# Bye bye, Oberons x 2 (maybe 3)



## The Bread Guy (4 Mar 2011)

_".... The Department of National Defence (DND), has a requirement for the removal, dismantling and disposal of the Oberon Class Submarines Olympus and Okanagan, and an option to dispose of a third, Ojibwa .... A bidders' conference chaired by the Contracting Authority will be convened at HMC Dockyard, Jetty NL, Dartmouth, Nova Scotia on March 23, 2011 @ 0900 ...."_


----------



## GAP (4 Mar 2011)

Wow....


----------



## drunknsubmrnr (4 Mar 2011)

OK and OL are pretty much done, and not before time. Those of us who have been on OK after her paying off are aware of her condition before this.

OJ *should* be ok for the Port Elgin museum.


----------



## Navalsnpr (4 Mar 2011)

Considering one already went up the river to the Rimouski Museum in Quebec, I doubt another one would see the same fate.  And due to the ITAR rules, I highly doubt that it would be sold off as anything but a Museum piece. Make more sense it dismantlement in my opinion.


----------



## drunknsubmrnr (4 Mar 2011)

Anything ITAR-related was installed on the Victorias.

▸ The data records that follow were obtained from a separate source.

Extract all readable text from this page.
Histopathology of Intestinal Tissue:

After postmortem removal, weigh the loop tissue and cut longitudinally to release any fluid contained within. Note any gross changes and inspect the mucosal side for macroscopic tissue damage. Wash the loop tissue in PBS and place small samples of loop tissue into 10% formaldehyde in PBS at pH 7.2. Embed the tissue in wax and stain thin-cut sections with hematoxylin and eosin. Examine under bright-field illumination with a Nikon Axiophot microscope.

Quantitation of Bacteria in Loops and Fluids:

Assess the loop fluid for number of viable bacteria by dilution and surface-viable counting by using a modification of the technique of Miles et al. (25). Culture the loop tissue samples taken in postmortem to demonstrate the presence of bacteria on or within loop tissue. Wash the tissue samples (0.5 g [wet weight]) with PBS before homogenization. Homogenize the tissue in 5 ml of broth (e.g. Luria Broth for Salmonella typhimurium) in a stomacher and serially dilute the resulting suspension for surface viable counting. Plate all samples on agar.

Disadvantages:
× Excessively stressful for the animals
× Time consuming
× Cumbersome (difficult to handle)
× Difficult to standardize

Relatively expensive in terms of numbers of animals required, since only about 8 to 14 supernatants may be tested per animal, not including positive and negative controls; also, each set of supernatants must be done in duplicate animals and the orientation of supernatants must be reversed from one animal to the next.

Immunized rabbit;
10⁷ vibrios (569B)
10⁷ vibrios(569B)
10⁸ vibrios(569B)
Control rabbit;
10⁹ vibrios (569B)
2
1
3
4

They grabbed anything involved in SOUP. Anything before that was obsolescent in the 70's.


----------



## TN2IC (4 Mar 2011)

Navalsnipr said:
			
		

> Considering one already went up the river to the Rimouski Museum in Quebec, I doubt another one would see the same fate.




I thought it was a Bed and Breakfast? I visit it just after it came on shore. Didn't get inside.. but still. I was on work detail for CFNOS (I believe).


On other note: Amazing poutine in Rimouski.


----------



## brihard (4 Mar 2011)

Out of curiosity, how much of a technological challenge would it be to restore some modest degree of propulsion to one, automate course, depth, etc, and basically use it as an undersea target drone for an ASW exercise culminating in putting an actual torpedo into one? It just seems like the sort of thing that would both be kinda cool, and useful for practicing some capabilities.


----------



## PuckChaser (4 Mar 2011)

And it would piss off Greenpeace.


----------



## Ex-Dragoon (4 Mar 2011)

Far cheaper to use the Mk39 Ematt drones we use now.


----------



## brihard (4 Mar 2011)

Ex-Dragoon said:
			
		

> Far cheaper to use the Mk39 Ematt drones we use now.



Damn.  See, we don't have the equivalent in the infantry. The closest I have is a troop who's going to Algonquin College.


----------



## The Bread Guy (4 Mar 2011)

If you want a bit more detail, attached find the Statement of Work from the bid documents - enjoy!


----------



## Oldgateboatdriver (6 Mar 2011)

Is it too early for me to say: Farewell Okie, me first boat!


----------



## aesop081 (6 Mar 2011)

Ex-Dragoon said:
			
		

> Far cheaper to use the Mk39 Ematt drones we use now.





			
				Brihard said:
			
		

> Damn.  See, we don't have the equivalent in the infantry. The closest I have is a troop who's going to Algonquin College.



Further to that, the Mk30 target sleds in Nanoose Bay are also used for ASW training and we routinely fire exercise torpedos at them.


----------



## SeaKingTacco (6 Mar 2011)

CDN Aviator said:
			
		

> Further to that, the Mk30 target sleds in Nanoose Bay are also used for ASW training and we routinely fire exercise torpedos at them.



Interesting.  MH crews routinely drop torpedos on the target...   

<ducks>


----------



## aesop081 (6 Mar 2011)

SeaKingTacco said:
			
		

> <ducks>



Yeah...you better  >


----------



## SeaKingTacco (6 Mar 2011)

well- that and Aurora crews who like to drop sonobuoys 50 yds in front of my helo in the dip...you bet I duck when Auroras are around!

<ducks again>


----------



## Lex Parsimoniae (6 Mar 2011)

drunknsubmrnr said:
			
		

> Anything ITAR-related was installed on the Victorias. They grabbed anything involved in SOUP. Anything before that was obsolescent in the 70's.


Not.


----------



## The Bread Guy (1 Apr 2011)

Some new "this has gotta be done by" dates in attached bid call amendment document.

Also, a bit of history I found looking for something else:
http://forums.army.ca/forums/threads/80932.0.html
Mod Squad:  Merge is OK if you feel it's needed.


----------